Test-Time Scaling and Human Consistency
Test-time scaling experiments (up to 128 attempts per task) show that while item-level F1 improves substantially, table-level SR remains low (<20%), confirming that exhaustive, error-free aggregation is the core challenge. The automated evaluation pipeline achieves >97.8% consistency with human judgment, validating its reliability.
Implications and Future Directions
WideSearch demonstrates that current LLM-based agents are fundamentally limited in large-scale, high-fidelity information seeking. The bottleneck is not atomic fact retrieval but the orchestration of comprehensive, error-free aggregation and verification.
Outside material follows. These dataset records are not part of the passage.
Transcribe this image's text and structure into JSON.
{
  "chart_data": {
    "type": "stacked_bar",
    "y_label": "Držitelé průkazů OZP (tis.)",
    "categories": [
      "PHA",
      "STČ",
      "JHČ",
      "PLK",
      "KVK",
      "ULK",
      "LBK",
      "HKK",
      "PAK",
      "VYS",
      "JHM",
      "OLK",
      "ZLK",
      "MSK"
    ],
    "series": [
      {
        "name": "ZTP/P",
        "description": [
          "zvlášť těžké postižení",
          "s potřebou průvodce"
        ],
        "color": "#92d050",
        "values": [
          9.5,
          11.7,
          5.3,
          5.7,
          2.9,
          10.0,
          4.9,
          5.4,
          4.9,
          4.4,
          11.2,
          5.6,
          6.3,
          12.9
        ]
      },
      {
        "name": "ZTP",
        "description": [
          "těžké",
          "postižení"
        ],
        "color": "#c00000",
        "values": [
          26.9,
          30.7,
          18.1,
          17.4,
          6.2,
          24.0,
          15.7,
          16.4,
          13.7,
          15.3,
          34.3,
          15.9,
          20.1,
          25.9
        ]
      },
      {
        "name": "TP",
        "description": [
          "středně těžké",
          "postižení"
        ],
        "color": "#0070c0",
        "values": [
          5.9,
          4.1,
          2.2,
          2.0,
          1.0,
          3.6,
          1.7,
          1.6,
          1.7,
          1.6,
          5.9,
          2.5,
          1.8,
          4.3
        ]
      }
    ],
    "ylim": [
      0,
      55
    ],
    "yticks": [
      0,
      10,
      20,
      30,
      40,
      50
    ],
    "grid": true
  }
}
The strict all-or-nothing SR metric exposes the fragility of agentic workflows: any omission, hallucination, or misattribution results in total task failure.
The results highlight the urgent need for:
- Advanced agentic capabilities: Improved planning, reflection, evidence grounding, and iterative refinement.
- Robust multi-agent architectures: Parallel search and cross-validation to mimic collaborative human annotation.
- Domain-adaptive strategies: Tailored workflows for challenging domains (e.g., academia, transportation).
- Evaluation at scale: Benchmarks like WideSearch are essential for driving progress in agent reliability and real-world applicability.
Conclusion
WideSearch establishes a rigorous benchmark for evaluating agentic broad info-seeking, revealing critical deficiencies in current LLM-powered search agents. The findings indicate that future progress depends on the development of sophisticated agent architectures, particularly multi-agent systems capable of parallel search and cross-validation. WideSearch provides a robust testbed for measuring and advancing the reliability, completeness, and fidelity of agentic information gathering at scale.